Reflecting this, a number of interviewees emphasized the trade-off between individual and organizational benefits. The physical absence of teleworkers added to the workload of the people in the office, who had to compensate for their absent colleagues. But contrasting with results from previous studies, this did not seem to be a major concern for many of our subjects. What our findings did confirm, instead, was that the isolation of tasks often resulted in an actual professional isolation, excluding teleworkers from responsibilities but also from personal relationships that are built on physically being in the office together. A further finding, interesting to note, is that this isolation can be permanent. In other words, it can continue even when teleworkers go back to the office, because their colleagues aren’t used to having them around.
The effects of teleworking that the interviewees perceived as far more critical pertained to the collective sphere of the workplace. These effects included lower performance, slower decision-making processes, and poorer quality of services offered to the public, in particular with regard to urgent or unusual procedures or decisions.

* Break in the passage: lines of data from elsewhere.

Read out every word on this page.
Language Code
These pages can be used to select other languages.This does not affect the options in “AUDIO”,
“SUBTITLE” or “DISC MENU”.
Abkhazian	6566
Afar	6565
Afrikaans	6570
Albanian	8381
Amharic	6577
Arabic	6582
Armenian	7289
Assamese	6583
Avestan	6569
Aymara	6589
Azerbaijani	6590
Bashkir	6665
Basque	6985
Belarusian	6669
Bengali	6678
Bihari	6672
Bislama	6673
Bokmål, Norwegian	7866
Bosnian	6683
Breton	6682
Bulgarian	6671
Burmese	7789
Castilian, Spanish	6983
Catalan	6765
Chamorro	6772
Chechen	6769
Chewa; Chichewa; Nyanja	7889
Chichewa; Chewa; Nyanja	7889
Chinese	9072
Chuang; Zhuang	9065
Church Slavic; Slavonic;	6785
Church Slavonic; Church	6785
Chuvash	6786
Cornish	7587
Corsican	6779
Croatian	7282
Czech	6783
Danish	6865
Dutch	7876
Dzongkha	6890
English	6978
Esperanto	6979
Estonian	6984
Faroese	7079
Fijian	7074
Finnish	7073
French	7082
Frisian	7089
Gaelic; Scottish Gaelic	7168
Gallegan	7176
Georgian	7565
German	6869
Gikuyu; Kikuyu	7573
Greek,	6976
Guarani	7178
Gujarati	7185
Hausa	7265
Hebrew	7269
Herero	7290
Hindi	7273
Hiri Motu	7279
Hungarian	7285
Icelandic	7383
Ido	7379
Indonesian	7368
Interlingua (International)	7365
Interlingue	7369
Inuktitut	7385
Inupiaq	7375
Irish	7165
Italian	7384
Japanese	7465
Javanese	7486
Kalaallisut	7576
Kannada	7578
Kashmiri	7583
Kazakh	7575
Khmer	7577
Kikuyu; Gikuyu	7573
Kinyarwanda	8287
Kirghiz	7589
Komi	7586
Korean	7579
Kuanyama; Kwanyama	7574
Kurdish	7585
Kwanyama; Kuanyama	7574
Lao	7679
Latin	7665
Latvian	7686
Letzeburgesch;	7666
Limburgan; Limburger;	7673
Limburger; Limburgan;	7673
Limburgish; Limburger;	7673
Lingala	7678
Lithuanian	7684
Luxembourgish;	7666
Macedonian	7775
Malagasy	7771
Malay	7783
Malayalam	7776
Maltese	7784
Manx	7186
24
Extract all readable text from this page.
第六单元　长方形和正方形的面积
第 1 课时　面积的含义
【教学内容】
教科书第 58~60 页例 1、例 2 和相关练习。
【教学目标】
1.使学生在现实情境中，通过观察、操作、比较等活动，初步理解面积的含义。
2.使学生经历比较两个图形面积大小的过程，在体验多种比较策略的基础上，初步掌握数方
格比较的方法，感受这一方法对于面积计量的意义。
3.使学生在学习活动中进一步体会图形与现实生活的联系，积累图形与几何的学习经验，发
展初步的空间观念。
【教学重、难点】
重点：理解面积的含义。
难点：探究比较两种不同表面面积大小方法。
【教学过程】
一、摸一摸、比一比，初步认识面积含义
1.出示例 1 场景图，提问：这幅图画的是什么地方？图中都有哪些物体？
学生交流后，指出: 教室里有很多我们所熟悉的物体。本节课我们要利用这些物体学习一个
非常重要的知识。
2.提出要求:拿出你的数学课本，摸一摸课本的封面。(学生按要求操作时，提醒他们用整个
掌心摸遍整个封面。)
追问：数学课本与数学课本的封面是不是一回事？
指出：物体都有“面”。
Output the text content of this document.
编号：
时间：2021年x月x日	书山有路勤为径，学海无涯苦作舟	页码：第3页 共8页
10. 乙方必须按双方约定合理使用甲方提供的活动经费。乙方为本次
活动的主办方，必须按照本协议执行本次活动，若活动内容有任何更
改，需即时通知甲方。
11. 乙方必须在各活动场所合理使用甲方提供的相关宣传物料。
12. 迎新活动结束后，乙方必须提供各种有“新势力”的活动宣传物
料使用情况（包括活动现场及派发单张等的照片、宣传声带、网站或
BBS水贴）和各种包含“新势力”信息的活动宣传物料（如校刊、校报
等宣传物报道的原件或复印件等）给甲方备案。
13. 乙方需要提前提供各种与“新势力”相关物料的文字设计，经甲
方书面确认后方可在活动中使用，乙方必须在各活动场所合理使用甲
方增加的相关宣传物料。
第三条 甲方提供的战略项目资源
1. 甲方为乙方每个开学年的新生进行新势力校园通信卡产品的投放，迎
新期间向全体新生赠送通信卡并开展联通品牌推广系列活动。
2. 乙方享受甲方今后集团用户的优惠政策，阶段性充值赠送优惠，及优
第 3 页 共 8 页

In addition to this, physical distance among colleagues hinders informal communication, because in a similar situation it becomes hard to build interpersonal relationships. In this sense, teleworking also seems to limit the development of additional know-how. In fact, this work arrangement reinforces a more static view of organizational learning based on existing individual knowledge, rather than on a dynamic approach based on the shared production of knowledge.
Lastly, many of the participants in our study expressed concern about the shifting work-life balance. Not only people who work from home, but also those who continue to work in the office are afraid that teleworking is eroding the communal experience that is created in the workplace, leaving a work environment that is less vibrant and enriching.
Following the Covid-19 pandemic, the proliferation of teleworking reached levels never seen before. And teleworking will likely become an essential – albeit modular - organizational element in the foreseeable future in public bureaucracies the world over.
But the disparate effects of teleworking can impoverish the social side of the work experience. This could alter both the work-family balance and the performance of the PA as a whole, with direct repercussions on the services provided to the community. In light of this, it is crucial to focus on the attitude of non-teleworkers toward the introduction of this innovation in the workplace.
Therefore, policy makers and public managers should pay closer attention to the strategies that are conventionally used to mitigate the negative effects of teleworking, concentrating on one hand on enhancing the workplace collective as a whole, and on the other favoring the integration of teleworkers and non-teleworkers. Concrete ways to achieve this include: designing integrated work flows that avoid parceling out tasks to individual workers; and using technologies that facilitate informal communication and foster work environments that encourage personal exchanges among colleagues, regardless of where they work. These suggestions can be useful not only in public administrations but in complex private organizations as well.